Singing a song, is the lead line of the song. If you don't know it , then you cant sing it.
Strumming the chords is just an assistance to keep you in key as the different changes happen in the song.
You should be able to sing the song with out any chords at all....

Singing harmony has very little to do with playing and has everything to do with your ability to hear the harmony interval that you are going to sing.
I have met many singers that cant get past the lead line no matter how much they try.
Plenty of harmony practice can help but some folks can pick it up easily and some other really have to work hard to get the same results.

bottom line...plenty of practice cures a lot of weaknesses.

and that's all I have to say about that.
G.


----------



## bw66 (Dec 17, 2009)

zontar said:


> I don't even get that far...
> I've tried all sorts of tips over the years, but I just can't play guitar & sing at the same time.
> 
> Maybe I'll be able to sing while playing bass one day.

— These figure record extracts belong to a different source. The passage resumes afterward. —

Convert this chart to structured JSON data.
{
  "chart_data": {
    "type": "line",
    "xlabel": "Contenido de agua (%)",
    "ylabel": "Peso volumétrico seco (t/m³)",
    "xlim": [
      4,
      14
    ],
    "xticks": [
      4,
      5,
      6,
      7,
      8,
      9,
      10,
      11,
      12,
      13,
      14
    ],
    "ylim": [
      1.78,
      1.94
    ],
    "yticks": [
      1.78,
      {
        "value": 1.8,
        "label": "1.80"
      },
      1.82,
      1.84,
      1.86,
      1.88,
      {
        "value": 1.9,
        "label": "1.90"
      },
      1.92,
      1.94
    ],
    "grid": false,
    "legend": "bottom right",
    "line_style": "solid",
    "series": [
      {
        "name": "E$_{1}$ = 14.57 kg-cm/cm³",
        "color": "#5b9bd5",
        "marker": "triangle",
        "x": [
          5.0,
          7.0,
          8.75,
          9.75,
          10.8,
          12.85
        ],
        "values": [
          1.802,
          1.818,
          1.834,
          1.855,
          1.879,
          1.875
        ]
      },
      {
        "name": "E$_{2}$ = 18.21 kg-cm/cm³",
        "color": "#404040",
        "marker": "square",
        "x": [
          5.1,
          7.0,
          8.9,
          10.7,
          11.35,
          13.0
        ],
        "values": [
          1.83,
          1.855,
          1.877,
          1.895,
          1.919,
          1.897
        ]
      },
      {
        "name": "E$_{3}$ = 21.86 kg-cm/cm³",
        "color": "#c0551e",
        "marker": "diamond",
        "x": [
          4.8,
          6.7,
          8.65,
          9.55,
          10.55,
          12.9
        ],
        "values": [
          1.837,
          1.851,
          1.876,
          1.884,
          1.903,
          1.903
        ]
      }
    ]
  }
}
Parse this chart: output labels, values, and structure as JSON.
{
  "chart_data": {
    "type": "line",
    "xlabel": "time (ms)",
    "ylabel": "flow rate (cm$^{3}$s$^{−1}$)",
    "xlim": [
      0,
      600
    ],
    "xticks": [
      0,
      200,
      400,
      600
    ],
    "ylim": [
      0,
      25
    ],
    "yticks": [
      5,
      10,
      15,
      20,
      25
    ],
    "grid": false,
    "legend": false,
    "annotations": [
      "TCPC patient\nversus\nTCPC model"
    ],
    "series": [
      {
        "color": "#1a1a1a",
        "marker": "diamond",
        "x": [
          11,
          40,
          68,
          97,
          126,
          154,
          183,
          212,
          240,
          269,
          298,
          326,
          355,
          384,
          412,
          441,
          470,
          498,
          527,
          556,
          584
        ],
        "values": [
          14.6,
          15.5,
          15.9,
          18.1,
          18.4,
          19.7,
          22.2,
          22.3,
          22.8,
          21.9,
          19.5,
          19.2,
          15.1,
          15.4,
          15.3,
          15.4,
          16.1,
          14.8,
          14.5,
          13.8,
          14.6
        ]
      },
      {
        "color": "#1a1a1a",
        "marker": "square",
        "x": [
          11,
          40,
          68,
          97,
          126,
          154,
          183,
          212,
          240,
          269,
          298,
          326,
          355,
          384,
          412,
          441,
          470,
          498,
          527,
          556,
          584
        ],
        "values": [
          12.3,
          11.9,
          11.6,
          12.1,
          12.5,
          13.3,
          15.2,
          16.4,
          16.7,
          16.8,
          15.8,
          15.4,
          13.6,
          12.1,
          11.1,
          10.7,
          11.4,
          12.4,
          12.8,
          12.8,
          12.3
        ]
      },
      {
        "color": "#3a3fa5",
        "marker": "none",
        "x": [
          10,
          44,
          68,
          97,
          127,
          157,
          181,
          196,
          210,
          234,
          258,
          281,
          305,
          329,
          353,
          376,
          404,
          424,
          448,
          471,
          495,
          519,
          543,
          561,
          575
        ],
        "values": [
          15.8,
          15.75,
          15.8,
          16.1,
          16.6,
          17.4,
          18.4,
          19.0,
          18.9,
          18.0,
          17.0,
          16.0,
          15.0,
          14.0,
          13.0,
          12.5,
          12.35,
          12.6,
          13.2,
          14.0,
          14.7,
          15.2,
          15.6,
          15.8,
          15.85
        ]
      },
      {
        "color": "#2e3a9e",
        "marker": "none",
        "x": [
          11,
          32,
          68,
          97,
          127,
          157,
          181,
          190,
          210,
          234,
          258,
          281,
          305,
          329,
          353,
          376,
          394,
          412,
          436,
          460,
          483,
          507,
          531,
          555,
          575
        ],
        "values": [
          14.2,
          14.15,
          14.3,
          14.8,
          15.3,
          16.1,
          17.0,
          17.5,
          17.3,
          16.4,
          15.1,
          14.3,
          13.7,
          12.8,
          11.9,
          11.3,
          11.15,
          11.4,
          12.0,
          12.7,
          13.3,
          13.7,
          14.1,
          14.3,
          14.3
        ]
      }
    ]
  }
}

I can sing all day with my guitar - for some reason bass is much harder to sing with.

When you're first trying to sing, just strum the downbeat. It may help to circle or underline the syllables in the lyrics where the downbeats occur.


----------



## Chito (Feb 17, 2006)

My suggestion is to play with the recording of the song. You don't have to play exactly what the guitar player is doing. Just try to play along with it. That will help you with strumming. For me, it's one of those things that I've never had to learn, I just thought it came naturally for me. Although, I might add it's been close to 50 years now since I started playing guitar. But then I've never had anybody actually teach me how to play. I just watched other people play guitar at the beginning. Also, during that time, most people playing guitar were playing acoustic guitars rather than electric ones at least where I was growing up.


----------



## knight_yyz (Mar 14, 2015)

I can almost sing and play Hotel California, but it probably has something to do with the fact that I really know the lyrics. I was watching some youtube videos about how to do both and most of them say the same thing. You have to be able to play the song without thinking about it. Then you really have to memorize the lyrics. Here's the funny part though. If you listen to your favorite song on the radio you can probably sing the lyrics all day. But if you are not singing along, can you still remember all the lyrics? I always thought I could, but when you have to concentrate on your playing, and try to "remember" the lyrics, it is harder. The easier the song is to play, the easier it will be to sing along...


----------



## zontar (Oct 25, 2007)

bw66 said:


> I can sing all day with my guitar - for some reason bass is much harder to sing with.
> 
> When you're first trying to sing, just strum the downbeat. It may help to circle or underline the syllables in the lyrics where the downbeats occur.


I've tried it--tried all the tricks & tips--they don't come close for me--but with bass I can kind of get close, as long as it's not some crazy riff.

But I still try.

I can barely count out loud while playing.


----------